Su questo sentimento di improvvisa insicurezza, Putin ha efficacemente impostato la sua campagna. E ha avuto gioco facile a ricordare che il paese, con lui, ha conosciuto un decennio di stabilità e benessere quale mai nella sua lunga storia. Tuttavia qui non si tratta solo dell’indubbia energia e abilità politica dell’uomo. Si tratta del fatto che si è mobilitato – e non succede spesso, dato che è gente tranquilla – anche il suo popolo: intellettuali, artisti, scienziati, élite di vario genere non stanno mica solo con l’opposizione. E’ tutta gente che ha un sentimento non banale, tragico, della storia del proprio paese e sa che, se si apre uno spiraglio alla “rivoluzione”, le conseguenze possono essere catastrofiche.

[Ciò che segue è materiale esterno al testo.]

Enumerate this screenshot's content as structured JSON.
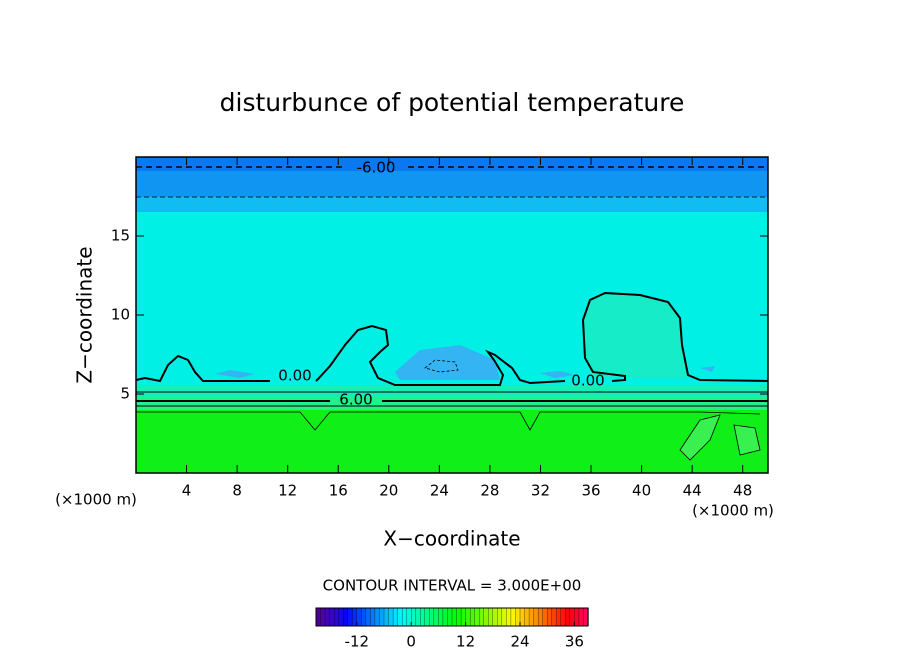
{
  "chart_data": {
    "type": "contour",
    "title": "disturbunce of potential temperature",
    "x_label": "X−coordinate",
    "y_label": "Z−coordinate",
    "x_unit_label": "(×1000 m)",
    "y_unit_label": "(×1000 m)",
    "xlim": [
      0,
      50
    ],
    "ylim": [
      0,
      20
    ],
    "xticks": [
      4,
      8,
      12,
      16,
      20,
      24,
      28,
      32,
      36,
      40,
      44,
      48
    ],
    "yticks": [
      5,
      10,
      15
    ],
    "contour_labels": [
      "-6.00",
      "0.00",
      "0.00",
      "6.00"
    ],
    "contour_interval": "CONTOUR INTERVAL = 3.000E+00",
    "colorbar": {
      "lim": [
        -21,
        39
      ],
      "ticks": [
        -12,
        0,
        12,
        24,
        36
      ]
    }
  }
}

Il culmine di questa mobilitazione è stato l’incontro, organizzato dal patriarca Kirill, tra Putin e i rappresentanti delle quattro confessioni religiose ufficialmente riconosciute (ortodossi, islamici, ebrei, buddisti), in cui il patriarca ha dato il proprio esplicito sostegno a Putin (gli altri tre hanno fatto lo stesso). La questione religiosa non è senza importanza: la piazza è secolarizzata, è contraria all’ora di religione nelle scuole (Putin l’ha promessa), disprezza antropologicamente la Russia “bigotta e arretrata”. La balla che è circolata sui nostri giornali – la chiesa ortodossa prende le distanze da Putin – è pura disinformazja (un problema serio per le notizie dalla Russia, sempre a senso unico).

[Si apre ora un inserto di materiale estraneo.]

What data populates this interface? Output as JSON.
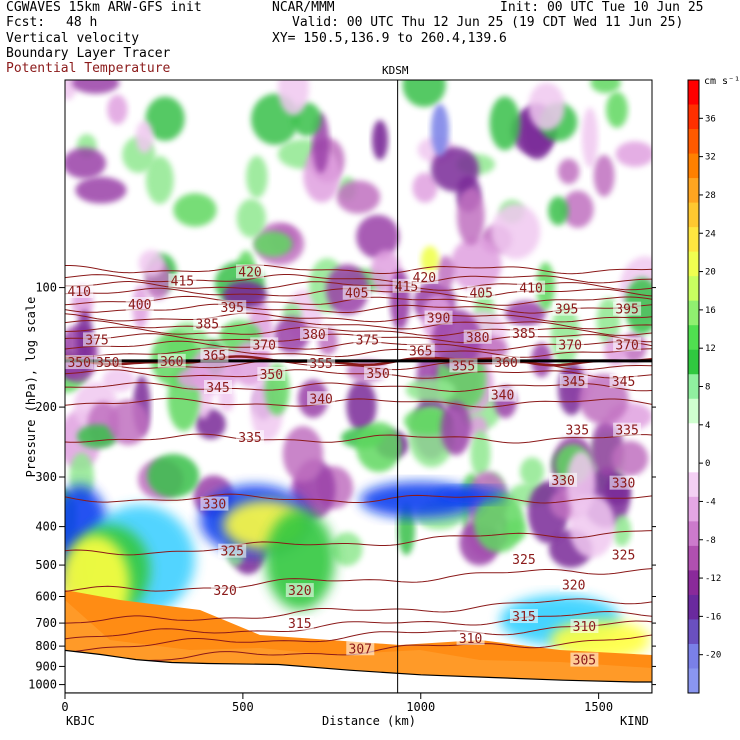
{
  "header": {
    "title_left": "CGWAVES 15km ARW-GFS init",
    "fcst_label": "Fcst:",
    "fcst_value": "48 h",
    "org": "NCAR/MMM",
    "init": "Init: 00 UTC Tue 10 Jun 25",
    "valid": "Valid: 00 UTC Thu 12 Jun 25 (19 CDT Wed 11 Jun 25)",
    "xy": "XY= 150.5,136.9 to 260.4,139.6",
    "fields": [
      "Vertical velocity",
      "Boundary Layer Tracer",
      "Potential Temperature"
    ],
    "colors": {
      "fields": [
        "#000000",
        "#000000",
        "#8b1a1a"
      ]
    }
  },
  "chart_data": {
    "type": "heatmap",
    "title": "Vertical velocity",
    "xlabel": "Distance (km)",
    "ylabel": "Pressure (hPa), log scale",
    "x_ticks": [
      0,
      500,
      1000,
      1500
    ],
    "xlim": [
      0,
      1650
    ],
    "y_ticks": [
      100,
      200,
      300,
      400,
      500,
      600,
      700,
      800,
      900,
      1000
    ],
    "ylim": [
      1050,
      30
    ],
    "y_scale": "log",
    "left_station": "KBJC",
    "right_station": "KIND",
    "mid_station": {
      "name": "KDSM",
      "distance": 935
    },
    "colorbar": {
      "unit": "cm s⁻¹",
      "labels": [
        36,
        32,
        28,
        24,
        20,
        16,
        12,
        8,
        4,
        0,
        -4,
        -8,
        -12,
        -16,
        -20
      ],
      "colors": [
        "#ff0000",
        "#ff3000",
        "#ff5a00",
        "#ff8000",
        "#ffa520",
        "#ffc830",
        "#ffe640",
        "#f0ff50",
        "#c8ff60",
        "#90f070",
        "#50e050",
        "#30c840",
        "#90f0a0",
        "#d0ffd0",
        "#ffffff",
        "#ffffff",
        "#f4d0f4",
        "#e4a6e4",
        "#cc7acc",
        "#b050b0",
        "#8a2a9a",
        "#6a2a9e",
        "#6a50c0",
        "#7a80e8",
        "#8a96f0"
      ]
    },
    "theta_contours": [
      {
        "value": 305,
        "unit": "K"
      },
      {
        "value": 307,
        "unit": "K"
      },
      {
        "value": 310,
        "unit": "K"
      },
      {
        "value": 315,
        "unit": "K"
      },
      {
        "value": 320,
        "unit": "K"
      },
      {
        "value": 325,
        "unit": "K"
      },
      {
        "value": 330,
        "unit": "K"
      },
      {
        "value": 335,
        "unit": "K"
      },
      {
        "value": 340,
        "unit": "K"
      },
      {
        "value": 345,
        "unit": "K"
      },
      {
        "value": 350,
        "unit": "K"
      },
      {
        "value": 355,
        "unit": "K"
      },
      {
        "value": 360,
        "unit": "K"
      },
      {
        "value": 365,
        "unit": "K"
      },
      {
        "value": 370,
        "unit": "K"
      },
      {
        "value": 375,
        "unit": "K"
      },
      {
        "value": 380,
        "unit": "K"
      },
      {
        "value": 385,
        "unit": "K"
      },
      {
        "value": 390,
        "unit": "K"
      },
      {
        "value": 395,
        "unit": "K"
      },
      {
        "value": 400,
        "unit": "K"
      },
      {
        "value": 405,
        "unit": "K"
      },
      {
        "value": 410,
        "unit": "K"
      },
      {
        "value": 415,
        "unit": "K"
      },
      {
        "value": 420,
        "unit": "K"
      }
    ],
    "contour_labels": [
      {
        "text": "410",
        "x": 40,
        "p": 102
      },
      {
        "text": "415",
        "x": 330,
        "p": 96
      },
      {
        "text": "420",
        "x": 520,
        "p": 91
      },
      {
        "text": "400",
        "x": 210,
        "p": 110
      },
      {
        "text": "395",
        "x": 470,
        "p": 112
      },
      {
        "text": "405",
        "x": 820,
        "p": 103
      },
      {
        "text": "415",
        "x": 960,
        "p": 99
      },
      {
        "text": "420",
        "x": 1010,
        "p": 94
      },
      {
        "text": "405",
        "x": 1170,
        "p": 103
      },
      {
        "text": "410",
        "x": 1310,
        "p": 100
      },
      {
        "text": "395",
        "x": 1410,
        "p": 113
      },
      {
        "text": "395",
        "x": 1580,
        "p": 113
      },
      {
        "text": "385",
        "x": 400,
        "p": 123
      },
      {
        "text": "390",
        "x": 1050,
        "p": 119
      },
      {
        "text": "380",
        "x": 700,
        "p": 131
      },
      {
        "text": "375",
        "x": 90,
        "p": 135
      },
      {
        "text": "375",
        "x": 850,
        "p": 135
      },
      {
        "text": "380",
        "x": 1160,
        "p": 133
      },
      {
        "text": "385",
        "x": 1290,
        "p": 130
      },
      {
        "text": "370",
        "x": 560,
        "p": 139
      },
      {
        "text": "370",
        "x": 1420,
        "p": 139
      },
      {
        "text": "370",
        "x": 1580,
        "p": 139
      },
      {
        "text": "365",
        "x": 420,
        "p": 148
      },
      {
        "text": "365",
        "x": 1000,
        "p": 144
      },
      {
        "text": "360",
        "x": 300,
        "p": 153
      },
      {
        "text": "355",
        "x": 720,
        "p": 155
      },
      {
        "text": "360",
        "x": 1240,
        "p": 154
      },
      {
        "text": "355",
        "x": 1120,
        "p": 157
      },
      {
        "text": "350",
        "x": 40,
        "p": 154
      },
      {
        "text": "350",
        "x": 120,
        "p": 154
      },
      {
        "text": "350",
        "x": 580,
        "p": 165
      },
      {
        "text": "350",
        "x": 880,
        "p": 164
      },
      {
        "text": "345",
        "x": 430,
        "p": 178
      },
      {
        "text": "345",
        "x": 1430,
        "p": 172
      },
      {
        "text": "345",
        "x": 1570,
        "p": 172
      },
      {
        "text": "340",
        "x": 720,
        "p": 190
      },
      {
        "text": "340",
        "x": 1230,
        "p": 186
      },
      {
        "text": "335",
        "x": 520,
        "p": 238
      },
      {
        "text": "335",
        "x": 1440,
        "p": 228
      },
      {
        "text": "335",
        "x": 1580,
        "p": 228
      },
      {
        "text": "330",
        "x": 420,
        "p": 350
      },
      {
        "text": "330",
        "x": 1400,
        "p": 305
      },
      {
        "text": "330",
        "x": 1570,
        "p": 310
      },
      {
        "text": "325",
        "x": 470,
        "p": 460
      },
      {
        "text": "325",
        "x": 1290,
        "p": 482
      },
      {
        "text": "325",
        "x": 1570,
        "p": 470
      },
      {
        "text": "320",
        "x": 450,
        "p": 578
      },
      {
        "text": "320",
        "x": 660,
        "p": 578
      },
      {
        "text": "320",
        "x": 1430,
        "p": 560
      },
      {
        "text": "315",
        "x": 660,
        "p": 700
      },
      {
        "text": "315",
        "x": 1290,
        "p": 672
      },
      {
        "text": "310",
        "x": 1140,
        "p": 763
      },
      {
        "text": "310",
        "x": 1460,
        "p": 712
      },
      {
        "text": "307",
        "x": 830,
        "p": 810
      },
      {
        "text": "305",
        "x": 1460,
        "p": 865
      }
    ],
    "series": [
      {
        "name": "Potential Temperature",
        "color": "#8b1a1a"
      },
      {
        "name": "Boundary Layer Tracer",
        "color": "#000000"
      }
    ],
    "terrain": [
      {
        "x": 0,
        "p": 820
      },
      {
        "x": 100,
        "p": 840
      },
      {
        "x": 200,
        "p": 865
      },
      {
        "x": 300,
        "p": 880
      },
      {
        "x": 400,
        "p": 885
      },
      {
        "x": 600,
        "p": 890
      },
      {
        "x": 800,
        "p": 920
      },
      {
        "x": 1000,
        "p": 945
      },
      {
        "x": 1200,
        "p": 960
      },
      {
        "x": 1400,
        "p": 975
      },
      {
        "x": 1600,
        "p": 985
      },
      {
        "x": 1650,
        "p": 985
      }
    ]
  }
}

Ecco, è il rinnovarsi improvviso, drammatico, di questa contrapposizione – tra una Russia profonda, tradizionalista, moderata, e una minoranza intellettuale radicalizzata – che ha fornito uno dei motivi fondamentali sotterranei della campagna elettorale e ha spinto alla mobilitazione. Per di più, la gente sente che, nella strategia dell’opposizione, il voto del 4 marzo sarà solo la tappa di un processo di logoramento, di spallate successive, destinato a far cadere il “tiranno” prima della fine del mandato: è cioè una strategia che punta sulla crisi. Per questo è forte la spinta a votare e a far sì che l’elezione si risolva al primo turno, con una legittimazione netta (anche se si sa già che, comunque vada, l’opposizione parlerà di brogli, per continuare a gettare benzina sul fuoco).

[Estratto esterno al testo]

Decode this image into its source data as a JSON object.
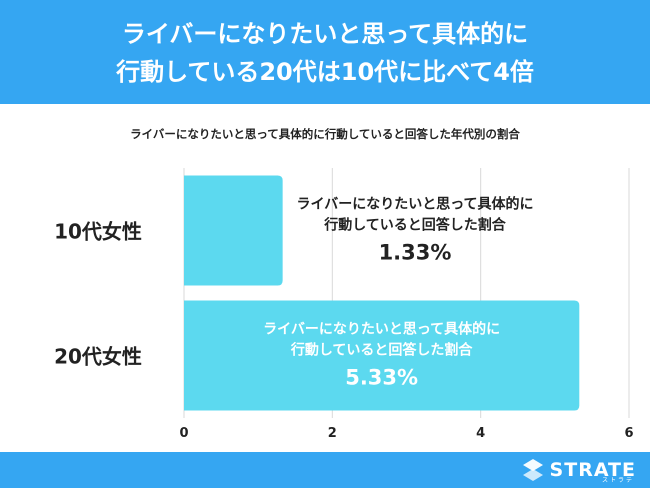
{
  "header": {
    "title_line1": "ライバーになりたいと思って具体的に",
    "title_line2": "行動している20代は10代に比べて4倍"
  },
  "subtitle": "ライバーになりたいと思って具体的に行動していると回答した年代別の割合",
  "colors": {
    "header_bg": "#35a6f2",
    "bar": "#5cd9ef",
    "grid": "#d9d9d9",
    "text": "#222222"
  },
  "chart_data": {
    "type": "bar",
    "orientation": "horizontal",
    "categories": [
      "10代女性",
      "20代女性"
    ],
    "values": [
      1.33,
      5.33
    ],
    "xlim": [
      0,
      6
    ],
    "xticks": [
      "0",
      "2",
      "4",
      "6"
    ],
    "grid": true,
    "bar_labels": [
      {
        "line1": "ライバーになりたいと思って具体的に",
        "line2": "行動していると回答した割合",
        "value": "1.33%"
      },
      {
        "line1": "ライバーになりたいと思って具体的に",
        "line2": "行動していると回答した割合",
        "value": "5.33%"
      }
    ]
  },
  "footer": {
    "logo_text": "STRATE",
    "logo_sub": "ストラテ",
    "logo_icon": "strate-logo-icon"
  }
}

Insomma, caro direttore, per farla breve, sembra a me che, nell’attuale scontro, l’opposizione extraparlamentare rappresenti la tradizione rivoluzionaria, idealista, forse moralmente integra ma putschista (a fin di bene, s’intende), occidentalista, secolarizzata, generosa ma irresponsabile, di questo paese. Mentre Putin ne rappresenta oggi la tradizione statalista, riformatrice, gradualista, moderata (e dunque democratica). Non a caso il suo riferimento storico più frequente è a quel Petr Stolypin, ministro riformatore dello zar Nicola II, ucciso nel 1911 dalla pistola di un giovane terrorista: poi, per la Russia, fu il disastro. Se tutto andrà bene, tra 10-15 anni, i simpatici ragazzi di piazza Bolotnaja (come dopo il maggio francese) saranno ai posti di comando nella società – ma oggi in Russia, per la stabilità e la democrazia, è meglio un De Gaulle.